「海外進出サポートにも力を入れる。一昔前なら現地法人を設立して進出先の商習慣に倣うことが必要だったが、パソコンが1台あれば世界中のフェイスブックの利用者の中から取引相手の候補者を見つけ、直接コミュニケーションを交わせる時代になったからだ。例えば世界中のスポーツ好きな人を1億人抜き出してきて、直接的に動画で自社製品を売り込んで、交渉も可能だ。グローバルビジネスのハードルは圧倒的に下がっているのに、そういうことを知らない人がほとんど。情報発信を積極的に行うことで海外進出の活性化につなげていきたい。『起業女子』というプログラムのサポートにも力を入れる。女性1人で起業してもインスタグラムの活用で、ファッション関連などの新しいビジネスが誕生する可能性があるからだ」
(8)訪日外国人観光客をさらに増やしていくことが国家的な課題だが、フェイスブックはどういった形でサポートするのか
「世界中の利用者の中から日本に興味がある人をターゲットに、動画や写真を通じて日本のよさを訴求していく。また、外国人観光客の方は日本でフェイスブックを利用し、実際に来日したかどうかまで分かるので、グローバルベースでの情報発信を効率的に進めていきたい。モデルとなるのはマーケティング予算の大半がデジタルに充てられている、ニュージーランド。四季の美しさを世界に発信し、しっかりと外国人観光客を増やし経済効果につながっていることを証明している。日本でもやっていけるはずだ」(聞き手・経済本部 伊藤俊祐)
■長谷川晋氏(はせがわ・しん) 京大経卒。プロクター・アンド・ギャンブルを経て2012年楽天入社。上級執行役員を経て15年10月から現職。兵庫県出身。39歳。

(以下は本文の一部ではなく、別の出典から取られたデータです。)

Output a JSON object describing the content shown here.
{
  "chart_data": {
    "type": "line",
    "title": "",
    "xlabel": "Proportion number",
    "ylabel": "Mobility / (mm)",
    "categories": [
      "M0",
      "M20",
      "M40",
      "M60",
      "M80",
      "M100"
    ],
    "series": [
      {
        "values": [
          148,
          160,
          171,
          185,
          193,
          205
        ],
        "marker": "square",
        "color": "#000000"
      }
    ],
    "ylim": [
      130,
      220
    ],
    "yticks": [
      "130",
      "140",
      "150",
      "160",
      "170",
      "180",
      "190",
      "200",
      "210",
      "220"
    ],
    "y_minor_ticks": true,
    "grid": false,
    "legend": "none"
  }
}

■フェイスブック 米カリフォルニア州に本社を置く、世界最大の交流サイト運営会社。マーク・ザッカーバーグ最高経営責任者(CEO)が2004年2月に創業した。フェイスブックに加え、リアルタイムでメッセージの交換ができるワッツアップメッセンジャー、フェイスブックメッセンジャー、写真に特化したSNS(ソーシャル・ネットワーキング・サービス)のインスタグラムという4つのサービスを提供している。2016年10~12月期決算は、売上高が前年同期比51%増の88億900万ドル、最終利益が2.3倍の35億6800万ドル。動画を含むモバイル広告が好調を持続しており、売上高と最終利益とも四半期で過去最高を更新した。